What’s more, SVA’s Griffiths points out that maintaining different information in different databases could create silos that make it trickier to get an overall picture of the supply network, even if the databases could be linked. He argues instead that it would be preferable to be able to pull information into one coherent system. But that presents still greater practical obstacles, even if agreement could be reached in principle.

“Integration is the way forward, but the big issue is going to be gaining that sort of agreement,”​ confirms FoodChain’s Shotton. “It’s going to take a push and it might be that it needs a legislative push.”​ He estimates that we could start to see new legal requirements arising from the Elliott review in as little as six months.

Precision is necessary in any food supply chain recalls (Return to top)
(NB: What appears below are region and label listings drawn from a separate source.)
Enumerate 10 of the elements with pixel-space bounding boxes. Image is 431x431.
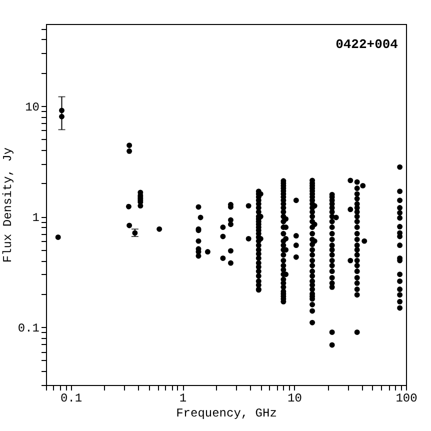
y-tick-label: 10: [25, 100, 40, 114]
text: 0422+004: [336, 37, 398, 52]
x-axis-title: Frequency, GHz: [176, 406, 277, 420]
x-tick-label: 0.1: [60, 392, 82, 406]
y-axis-title: Flux Density, Jy: [0, 147, 15, 263]
y-tick-label: 1: [32, 211, 40, 226]
y-tick-label: 0.1: [18, 322, 40, 336]
x-tick-label: 1: [179, 392, 187, 406]
x-tick-label: 100: [396, 392, 418, 406]
x-tick-label: 10: [288, 392, 302, 406]
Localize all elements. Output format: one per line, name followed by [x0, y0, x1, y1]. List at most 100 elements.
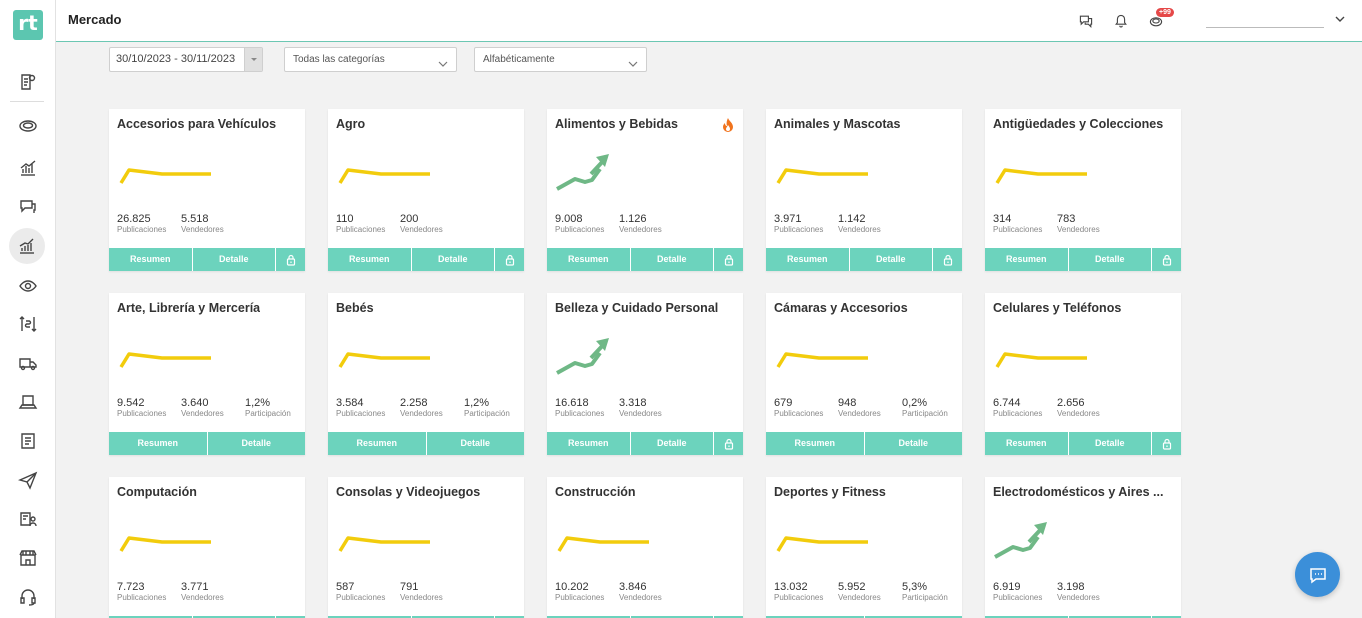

Achieving total precision in product recalls is a high priority, and today’s logistics specialists use accurate tracking to trace goods as they pass through their systems whether finished products or raw ingredients.

For example, Partner Logistics has a network of frozen food warehouses in the UK and Belgium, as well as across the company’s home in the Netherlands. The company provides logistics services to the likes of Dawn Foods and Birds Eye and uses GS1 barcodes and serial shipping container codes to guarantee rapid traceability and recall down to pallet level.

“If there’s an issue with an ice cream there’s a batch number on the wrapper that can be used to identify the store where the consumer bought the product, the production facility where it was made and the logistics company that handled it, so we can trace all the pallets that contain products from that batch,”​ says Frank Baijens, business manager.

He notes that the typical timeframe allowed for the logistics firm to say what passed through its part of the supply chain during a product recall event is just four hours.

“In our part of the supply chain we deal with full pallets, and that makes it much easier than in some other supply chain stations,”​ he says.